Building a simple linear classifier¶

In this blog post, which I hope will form part 1 of a series on neural networks, we'll take a look at training a simple linear classifier via stochastic gradient descent, which will give us a platform to build on and explore more complicated scenarios. There are a lot of great tutorials out there (NOTE: link some examples) but hopefully walking through a start-to-finish

To begin with let's import some of the things we'll need, and also setup some of the plot styles that we'll use:

import matplotlib.pyplot as plt
import matplotlib
import numpy as np
import seaborn as sns
from sklearn.datasets import make_classification
from sklearn.datasets import make_moons
from sklearn.cross_validation import train_test_split

from random import randint
%matplotlib inline
matplotlib.rcParams['figure.figsize'] = (8.0, 6.0)

sns.set_style("darkgrid")
pal = sns.dark_palette("palegreen", as_cmap=True)

/Users/arose/anaconda/lib/python3.4/site-packages/matplotlib/__init__.py:872: UserWarning: axes.color_cycle is deprecated and replaced with axes.prop_cycle; please use the latter.
  warnings.warn(self.msg_depr % (key, alt_key))

We need to generate some data on which to train our classifier, and for this we'll use scikit-learn's dataset functionality. The code below will generate 2000 samples distributed across two classes - the aim of our classifier will be to decide on a boundary to seperate the two as well as it can.

As you can see from the figure, the two simulated classes are mostly distinct but there is a region where the points from both classes intermingle.

For each point on this figure we have two features - in this case we can see these as an $x$ and $y$ 'coordinate', and the colour correspond to the class (which are encoded here as either 0 or 1).

X, y = make_classification(n_samples = 2000, n_features=2, n_redundant=0, n_informative=2,
                             n_clusters_per_class=1, random_state=123)

plt.scatter(X[:, 0], X[:, 1], marker='o', c=y, cmap=pal)
plt.title("Generated training data")

<matplotlib.text.Text at 0x110c770b8>

Building our classifier¶

In this simple example we have two features to use in order to build our linear classifier.
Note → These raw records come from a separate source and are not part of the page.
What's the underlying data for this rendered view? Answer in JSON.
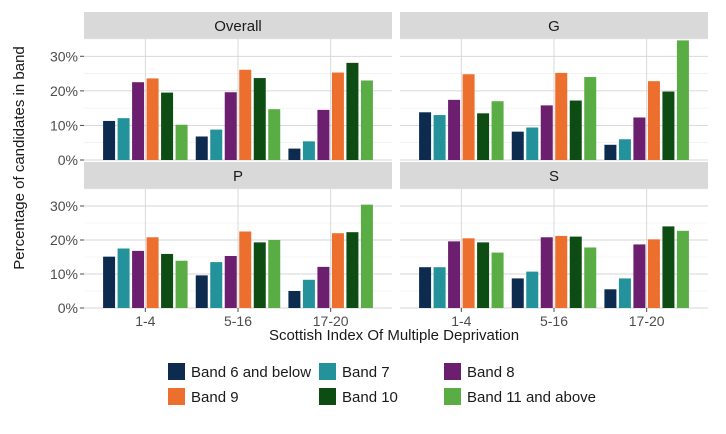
{
  "chart_data": {
    "type": "bar",
    "xlabel": "Scottish Index Of Multiple Deprivation",
    "ylabel": "Percentage of candidates in band",
    "categories": [
      "1-4",
      "5-16",
      "17-20"
    ],
    "ylim": [
      0,
      0.35
    ],
    "yticks": [
      0,
      0.1,
      0.2,
      0.3
    ],
    "ytick_labels": [
      "0%",
      "10%",
      "20%",
      "30%"
    ],
    "grid": true,
    "legend_position": "bottom",
    "series_names": [
      "Band 6 and below",
      "Band 7",
      "Band 8",
      "Band 9",
      "Band 10",
      "Band 11 and above"
    ],
    "colors": [
      "#0d2b4e",
      "#24929a",
      "#6b1f6e",
      "#ed6f2e",
      "#0d4d14",
      "#5aac44"
    ],
    "panels": [
      {
        "title": "Overall",
        "values": [
          [
            0.113,
            0.121,
            0.225,
            0.236,
            0.195,
            0.102
          ],
          [
            0.068,
            0.088,
            0.196,
            0.261,
            0.237,
            0.147
          ],
          [
            0.033,
            0.054,
            0.145,
            0.253,
            0.281,
            0.23
          ]
        ]
      },
      {
        "title": "G",
        "values": [
          [
            0.138,
            0.13,
            0.174,
            0.248,
            0.135,
            0.17
          ],
          [
            0.082,
            0.094,
            0.158,
            0.252,
            0.172,
            0.24
          ],
          [
            0.044,
            0.06,
            0.123,
            0.228,
            0.198,
            0.346
          ]
        ]
      },
      {
        "title": "P",
        "values": [
          [
            0.151,
            0.175,
            0.168,
            0.208,
            0.159,
            0.139
          ],
          [
            0.096,
            0.135,
            0.153,
            0.225,
            0.193,
            0.2
          ],
          [
            0.05,
            0.083,
            0.121,
            0.22,
            0.223,
            0.304
          ]
        ]
      },
      {
        "title": "S",
        "values": [
          [
            0.12,
            0.12,
            0.196,
            0.205,
            0.193,
            0.163
          ],
          [
            0.087,
            0.107,
            0.208,
            0.212,
            0.21,
            0.178
          ],
          [
            0.055,
            0.087,
            0.187,
            0.202,
            0.24,
            0.227
          ]
        ]
      }
    ]
  }
}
Our simple classifier is just a weighted linear combination of these features:

$$h(x;\theta,b) = \theta_1 x_1 + \theta_2 x_2 + b$$

where $x_i$ are the features (our $x$ and $y$ coordinates), $\theta_i$ is the weight corresponding to that feature, and $b$ is a bias term.

This equation can be rewritten in vector form as :

$$h(x;\theta,b) = \theta^Tx + b$$

There is one issue that needs addressing with this implementation, however - the value of $h$ is not bounded and can span a huge range. In order for the output to be meaningful in this context (i.e. of predicting class labels) we want to constrain it to being in the range 0 - 1. In order to do this we'll use a sigmoid function.
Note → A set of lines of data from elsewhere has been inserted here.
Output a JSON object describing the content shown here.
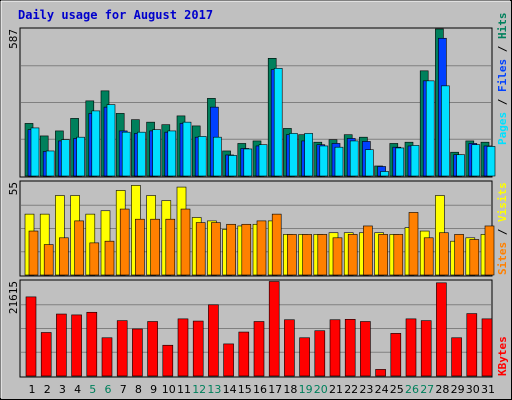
{
  "title": "Daily usage for August 2017",
  "colors": {
    "background": "#c0c0c0",
    "title": "#0000cc",
    "hits": "#00805c",
    "files": "#0040ff",
    "pages": "#00e0ff",
    "visits": "#ffff00",
    "sites": "#ff8000",
    "kbytes": "#ff0000",
    "weekend_label": "#00805c",
    "weekday_label": "#000000",
    "grid": "#808080"
  },
  "panels": {
    "top": {
      "max_label": "587",
      "legend": [
        {
          "key": "hits",
          "label": "Hits"
        },
        {
          "key": "files",
          "label": "Files"
        },
        {
          "key": "pages",
          "label": "Pages"
        }
      ]
    },
    "middle": {
      "max_label": "55",
      "legend": [
        {
          "key": "visits",
          "label": "Visits"
        },
        {
          "key": "sites",
          "label": "Sites"
        }
      ]
    },
    "bottom": {
      "max_label": "21615",
      "legend": [
        {
          "key": "kbytes",
          "label": "KBytes"
        }
      ]
    }
  },
  "chart_data": {
    "type": "bar",
    "title": "Daily usage for August 2017",
    "categories": [
      "1",
      "2",
      "3",
      "4",
      "5",
      "6",
      "7",
      "8",
      "9",
      "10",
      "11",
      "12",
      "13",
      "14",
      "15",
      "16",
      "17",
      "18",
      "19",
      "20",
      "21",
      "22",
      "23",
      "24",
      "25",
      "26",
      "27",
      "28",
      "29",
      "30",
      "31"
    ],
    "weekend_days": [
      "5",
      "6",
      "12",
      "13",
      "19",
      "20",
      "26",
      "27"
    ],
    "series": [
      {
        "name": "Hits",
        "panel": "top",
        "ylim": [
          0,
          587
        ],
        "values": [
          210,
          160,
          180,
          230,
          300,
          340,
          250,
          225,
          215,
          205,
          240,
          200,
          310,
          100,
          130,
          140,
          470,
          190,
          165,
          135,
          145,
          165,
          155,
          40,
          130,
          135,
          420,
          587,
          95,
          140,
          135
        ]
      },
      {
        "name": "Files",
        "panel": "top",
        "ylim": [
          0,
          587
        ],
        "values": [
          185,
          98,
          140,
          150,
          250,
          275,
          180,
          170,
          180,
          175,
          210,
          155,
          275,
          84,
          110,
          120,
          425,
          165,
          140,
          125,
          130,
          150,
          138,
          38,
          115,
          120,
          380,
          550,
          85,
          130,
          120
        ]
      },
      {
        "name": "Pages",
        "panel": "top",
        "ylim": [
          0,
          587
        ],
        "values": [
          192,
          100,
          145,
          155,
          260,
          285,
          175,
          175,
          185,
          180,
          215,
          158,
          155,
          82,
          108,
          125,
          430,
          170,
          170,
          120,
          115,
          140,
          105,
          18,
          112,
          122,
          380,
          360,
          85,
          125,
          118
        ]
      },
      {
        "name": "Visits",
        "panel": "middle",
        "ylim": [
          0,
          55
        ],
        "values": [
          36,
          36,
          47,
          47,
          36,
          38,
          50,
          53,
          47,
          44,
          52,
          34,
          32,
          27,
          29,
          30,
          32,
          24,
          24,
          24,
          25,
          25,
          25,
          25,
          24,
          28,
          26,
          47,
          20,
          22,
          24
        ]
      },
      {
        "name": "Sites",
        "panel": "middle",
        "ylim": [
          0,
          55
        ],
        "values": [
          26,
          18,
          22,
          32,
          19,
          20,
          39,
          33,
          33,
          33,
          39,
          31,
          31,
          30,
          30,
          32,
          36,
          24,
          24,
          24,
          22,
          24,
          29,
          24,
          24,
          37,
          22,
          25,
          24,
          21,
          29
        ]
      },
      {
        "name": "KBytes",
        "panel": "bottom",
        "ylim": [
          0,
          21615
        ],
        "values": [
          18000,
          9900,
          14100,
          13900,
          14500,
          8700,
          12600,
          10700,
          12400,
          7000,
          13000,
          12500,
          16200,
          7300,
          10000,
          12400,
          21500,
          12800,
          8700,
          10300,
          12800,
          12900,
          12400,
          1500,
          9700,
          13000,
          12600,
          21200,
          8700,
          14200,
          13000
        ]
      }
    ]
  }
}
$$h(x;\theta,b) = g(\theta^Tx + b)$$

where:

$$g(z) = \frac{1}{1 + exp(-z)}$$

We will define both the sigmoid function and $g(z)$ in our code below, and also plot the distribution for input values between $\pm10$ in order to demonstrate the behaviour of the sigmoid function. As can be seen in the figure, the function will output a value between 0 and 1, with negative inputs tending to 0 and positive inputs tending to 1. For an input of 0 we'll get a value of 0.5 from the sigmoid function.

def sigmoid(x):
    return 1/(1+np.exp(-x))

def g(X,w,b):
    return 1 / (1 + np.exp(np.dot(X[:,],-w) - b))
    
x = np.arange(-10., 10., 0.5)
plt.plot(x,sigmoid(x))
plt.title("Sigmoid function")

<matplotlib.text.Text at 0x110e9f1d0>

Training our model on data¶

Okay, now that we have defined our model we can begin to think about training it on the simulated data. Ideally we would want it to learn is the correct class label for each of the points in the first plot, given their input values for $\theta_1$ ($x$) and $\theta_2$ ($y$).

Specifically:

$$h(x^{(1)};\theta,b) \approx y^{(1)}$$$$h(x^{(2)};\theta,b) \approx y^{(2)}$$$$\dots$$$$h(x^{(N)};\theta,b) \approx y^{(N)}$$

where $x^{(i)}$ corresponds to the $i$th entry in the data, and $y^{(i)}$ is the corresponding class label (0 or 1).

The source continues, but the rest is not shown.